Как бы то ни было, Смута занимает свое твердое место в российской истории. Если вернуться к названию статьи, то обращаю внимание на значение слова «фактор». Слово иностранное, но хорошее. Одно из главных значений — движущая сила, причина какого-то процесса, явления; существенное обстоятельство в каком-либо процессе, явлении113. Смута и есть одна из основных движущих сил нашей истории. Впрочем, эта мысль постепенно становится трюизмом. Но в данном контексте важен вопрос о месте этих самых смут в истории России. Только если четко представлять себе русскую историю, можно адекватно осознать и место в ней смут. В то же время сама теория смут позволяет гораздо более адекватно понять и саму историю. Любое явление истории, приложи к нему эту теорию, заиграет новыми яркими красками и станет более понятным.

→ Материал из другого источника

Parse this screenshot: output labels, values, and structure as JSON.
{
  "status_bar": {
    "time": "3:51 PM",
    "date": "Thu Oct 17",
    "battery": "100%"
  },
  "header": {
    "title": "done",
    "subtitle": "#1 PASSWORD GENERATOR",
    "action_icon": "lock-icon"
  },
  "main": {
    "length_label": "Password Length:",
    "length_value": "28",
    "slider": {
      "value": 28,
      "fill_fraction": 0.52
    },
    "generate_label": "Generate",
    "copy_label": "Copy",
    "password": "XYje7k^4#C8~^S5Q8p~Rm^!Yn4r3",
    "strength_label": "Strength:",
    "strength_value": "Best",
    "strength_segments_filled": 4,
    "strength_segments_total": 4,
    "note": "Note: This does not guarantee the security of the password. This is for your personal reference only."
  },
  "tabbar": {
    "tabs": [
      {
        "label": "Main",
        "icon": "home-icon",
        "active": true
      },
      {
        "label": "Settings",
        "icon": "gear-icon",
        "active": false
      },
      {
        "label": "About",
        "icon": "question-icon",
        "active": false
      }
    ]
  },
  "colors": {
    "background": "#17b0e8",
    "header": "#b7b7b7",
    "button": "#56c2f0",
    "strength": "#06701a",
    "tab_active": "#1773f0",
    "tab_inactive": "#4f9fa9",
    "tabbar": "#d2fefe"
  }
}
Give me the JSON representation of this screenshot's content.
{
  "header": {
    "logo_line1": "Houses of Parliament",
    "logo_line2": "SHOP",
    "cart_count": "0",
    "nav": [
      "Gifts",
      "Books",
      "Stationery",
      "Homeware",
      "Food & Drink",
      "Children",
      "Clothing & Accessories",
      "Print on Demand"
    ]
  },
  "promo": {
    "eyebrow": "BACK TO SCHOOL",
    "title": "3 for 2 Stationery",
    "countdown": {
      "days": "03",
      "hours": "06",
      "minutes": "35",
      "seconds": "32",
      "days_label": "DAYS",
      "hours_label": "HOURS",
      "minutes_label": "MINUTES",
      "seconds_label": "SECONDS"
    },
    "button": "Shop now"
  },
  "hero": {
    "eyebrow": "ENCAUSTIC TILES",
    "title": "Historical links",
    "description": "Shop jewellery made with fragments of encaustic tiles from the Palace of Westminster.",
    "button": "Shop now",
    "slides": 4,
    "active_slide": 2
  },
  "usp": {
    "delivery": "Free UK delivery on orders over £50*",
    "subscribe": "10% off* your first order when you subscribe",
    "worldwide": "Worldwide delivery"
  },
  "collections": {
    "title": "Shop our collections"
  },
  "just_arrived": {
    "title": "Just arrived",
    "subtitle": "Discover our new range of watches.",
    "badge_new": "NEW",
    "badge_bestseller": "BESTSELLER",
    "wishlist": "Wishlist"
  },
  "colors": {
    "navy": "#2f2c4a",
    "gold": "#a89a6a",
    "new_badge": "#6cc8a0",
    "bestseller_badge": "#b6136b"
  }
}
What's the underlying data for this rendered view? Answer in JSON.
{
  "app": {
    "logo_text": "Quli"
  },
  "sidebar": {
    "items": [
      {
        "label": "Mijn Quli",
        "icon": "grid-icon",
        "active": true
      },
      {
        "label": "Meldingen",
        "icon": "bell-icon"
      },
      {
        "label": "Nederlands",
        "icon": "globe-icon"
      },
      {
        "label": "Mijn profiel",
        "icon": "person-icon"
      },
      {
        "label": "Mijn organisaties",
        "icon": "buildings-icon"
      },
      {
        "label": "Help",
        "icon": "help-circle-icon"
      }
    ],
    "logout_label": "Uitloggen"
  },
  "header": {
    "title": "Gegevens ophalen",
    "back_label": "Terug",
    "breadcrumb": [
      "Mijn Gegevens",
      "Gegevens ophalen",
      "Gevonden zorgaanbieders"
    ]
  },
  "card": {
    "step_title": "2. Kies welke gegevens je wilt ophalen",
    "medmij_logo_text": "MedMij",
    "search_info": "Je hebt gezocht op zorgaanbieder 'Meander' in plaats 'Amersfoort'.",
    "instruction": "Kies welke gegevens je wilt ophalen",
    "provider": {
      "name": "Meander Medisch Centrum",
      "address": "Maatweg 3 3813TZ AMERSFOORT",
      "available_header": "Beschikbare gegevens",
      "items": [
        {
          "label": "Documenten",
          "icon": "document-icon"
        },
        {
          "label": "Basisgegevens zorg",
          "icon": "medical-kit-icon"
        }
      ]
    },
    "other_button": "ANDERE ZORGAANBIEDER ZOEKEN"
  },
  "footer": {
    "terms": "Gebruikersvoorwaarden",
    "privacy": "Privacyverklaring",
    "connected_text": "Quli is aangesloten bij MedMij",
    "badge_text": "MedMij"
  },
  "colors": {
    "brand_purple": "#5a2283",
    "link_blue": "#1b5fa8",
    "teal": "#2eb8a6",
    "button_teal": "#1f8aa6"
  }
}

Были ли смуты на Руси до XVII в.? Киевскую Русь, эту античность восточных славян114, и тревожить не стоит! Тут сразу надо отделить смуту от социальной борьбы. Это далеко не совпадающие явления: социальная борьба в Киевской Руси имела место (конечно, не в тех «классовых» формах, которые мерещились советским историкам-марксистам)115, а смут не бывало и быть не могло, поскольку еще не было государства116. Вот, кстати, еще одна важная деталь к определению смуты: она возможна только в едином, уже сформировавшемся государстве.

Вряд ли смута могла произойти и в XIV-XV вв. Правда, в первой четверти XV в. в тех государствах, которые формировались на древнерусской основе — Великом княжестве Литовском и Великом княжестве Владимирском (оно же Московское, оно же позже Россия) произошли события, внешне напоминающие смуту. Речь идет о восстании Свидригайло (Великое княжество Литовское) и о событиях времени правления Василия Темного, о его борьбе с князем Юрием Дмитриевичем, которого поддержали сыновья. В советской историографии без всякого на то основания эти события именовали «феодальной войной». Можно оспорить не только такое определение, но и сами попытки трактовать события XV в. в подобном ключе117.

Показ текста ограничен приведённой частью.